Bugün ümmetin içinde olduğu felaketin Kerbela olduğunu, bugün, bu ümmetin imanından, vicdanından istenenin, Hz. Hüseyinden istenilenle aynı olduğu hatırlatmasında bulunan İnan, sözlerine şöyle devam etti: Göz, kötülüğü görünce kapanmaya, kulak zulmü duyunca kapanmaya alışacak. Ve iman, bu kapanmadan, bu tıkanmadan rahatsız olmayacak. Bugün, bizden istenen, bize önerilen bu Kör ve Sağır iman değil mi?

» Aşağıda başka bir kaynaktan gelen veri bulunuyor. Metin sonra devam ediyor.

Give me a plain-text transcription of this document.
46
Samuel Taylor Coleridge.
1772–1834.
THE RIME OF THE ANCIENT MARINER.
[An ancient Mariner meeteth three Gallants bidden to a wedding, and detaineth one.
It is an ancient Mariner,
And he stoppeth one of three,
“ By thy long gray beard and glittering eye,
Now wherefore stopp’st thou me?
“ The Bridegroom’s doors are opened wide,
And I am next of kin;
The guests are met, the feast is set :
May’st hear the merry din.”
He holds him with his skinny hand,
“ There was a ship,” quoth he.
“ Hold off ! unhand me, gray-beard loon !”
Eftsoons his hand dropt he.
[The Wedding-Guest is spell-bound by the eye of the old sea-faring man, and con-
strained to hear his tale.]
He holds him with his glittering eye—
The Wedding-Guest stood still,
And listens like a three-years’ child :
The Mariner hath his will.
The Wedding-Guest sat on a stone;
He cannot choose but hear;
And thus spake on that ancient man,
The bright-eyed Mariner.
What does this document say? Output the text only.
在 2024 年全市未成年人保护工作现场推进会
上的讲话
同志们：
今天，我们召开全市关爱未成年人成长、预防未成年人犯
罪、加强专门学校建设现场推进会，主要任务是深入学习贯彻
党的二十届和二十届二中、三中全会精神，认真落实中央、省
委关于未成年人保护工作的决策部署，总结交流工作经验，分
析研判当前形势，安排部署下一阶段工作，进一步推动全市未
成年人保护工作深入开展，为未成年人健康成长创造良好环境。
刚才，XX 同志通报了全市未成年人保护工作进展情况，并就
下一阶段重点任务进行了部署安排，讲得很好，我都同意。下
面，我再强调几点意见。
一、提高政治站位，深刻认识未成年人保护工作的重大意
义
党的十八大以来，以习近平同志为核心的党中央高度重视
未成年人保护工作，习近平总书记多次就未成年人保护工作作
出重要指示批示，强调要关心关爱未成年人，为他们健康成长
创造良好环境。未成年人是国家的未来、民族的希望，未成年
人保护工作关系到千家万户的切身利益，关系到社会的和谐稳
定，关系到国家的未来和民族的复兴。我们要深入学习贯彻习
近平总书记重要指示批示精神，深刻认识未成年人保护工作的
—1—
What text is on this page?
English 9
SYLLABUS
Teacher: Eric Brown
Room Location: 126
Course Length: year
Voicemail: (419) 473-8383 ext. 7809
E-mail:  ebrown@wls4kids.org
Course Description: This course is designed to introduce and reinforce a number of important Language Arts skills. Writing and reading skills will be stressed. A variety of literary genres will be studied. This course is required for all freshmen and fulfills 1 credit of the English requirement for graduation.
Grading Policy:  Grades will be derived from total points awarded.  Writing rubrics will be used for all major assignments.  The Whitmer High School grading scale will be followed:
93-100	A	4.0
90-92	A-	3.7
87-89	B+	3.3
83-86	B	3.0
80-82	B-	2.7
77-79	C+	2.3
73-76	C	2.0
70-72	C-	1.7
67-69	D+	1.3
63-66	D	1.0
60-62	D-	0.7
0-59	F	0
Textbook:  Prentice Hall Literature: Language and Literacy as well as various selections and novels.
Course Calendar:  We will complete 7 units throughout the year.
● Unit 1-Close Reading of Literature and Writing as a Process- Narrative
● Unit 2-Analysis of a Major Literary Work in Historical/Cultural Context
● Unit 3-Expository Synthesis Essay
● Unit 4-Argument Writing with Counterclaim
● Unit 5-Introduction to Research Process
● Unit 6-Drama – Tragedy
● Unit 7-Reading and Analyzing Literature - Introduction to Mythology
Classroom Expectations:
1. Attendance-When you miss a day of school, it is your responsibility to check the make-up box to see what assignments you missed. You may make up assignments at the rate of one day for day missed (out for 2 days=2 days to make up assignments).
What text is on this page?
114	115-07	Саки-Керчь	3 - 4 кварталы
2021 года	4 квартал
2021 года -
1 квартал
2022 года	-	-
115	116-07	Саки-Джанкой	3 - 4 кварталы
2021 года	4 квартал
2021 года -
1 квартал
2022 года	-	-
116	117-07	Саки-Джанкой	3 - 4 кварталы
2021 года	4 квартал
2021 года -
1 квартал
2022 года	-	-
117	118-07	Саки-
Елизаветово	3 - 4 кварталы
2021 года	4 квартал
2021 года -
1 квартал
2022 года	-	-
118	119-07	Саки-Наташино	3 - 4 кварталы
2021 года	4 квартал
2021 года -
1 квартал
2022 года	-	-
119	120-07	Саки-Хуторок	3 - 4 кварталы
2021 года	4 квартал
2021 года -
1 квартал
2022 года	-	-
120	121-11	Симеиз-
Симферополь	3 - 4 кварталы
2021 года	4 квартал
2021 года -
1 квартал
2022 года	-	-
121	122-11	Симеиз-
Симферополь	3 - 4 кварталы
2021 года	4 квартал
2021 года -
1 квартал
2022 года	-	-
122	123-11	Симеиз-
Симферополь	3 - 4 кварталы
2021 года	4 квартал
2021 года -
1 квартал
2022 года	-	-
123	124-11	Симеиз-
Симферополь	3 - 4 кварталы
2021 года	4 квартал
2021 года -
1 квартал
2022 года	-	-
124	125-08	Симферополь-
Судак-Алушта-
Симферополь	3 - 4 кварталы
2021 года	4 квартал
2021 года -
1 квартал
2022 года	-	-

Kendisine Müslüman diyen biri, Müslümanlara zulmediyordu. O günden sonra Müslümanlar, Mekke müşrikleriyle değil, böyle zalimlerle karşı karşıya kalacaklardı. Eğer Resulullahın torunu bu zulme karşı çıkmasaydı ne olurdu?
Hz. Hüseyinin öfkesi Allah içindir. O, duygularının esiri değildir. O, Yüce Kuranın kendisine vahy olduğu Hz. Muhammed Mustafanın torunudur. O, ilmin kapısı Hz. Alinin oğludur. O, Allah rızası için, Hz. Resulullahın sünneti üzerine Kerbeladaydı.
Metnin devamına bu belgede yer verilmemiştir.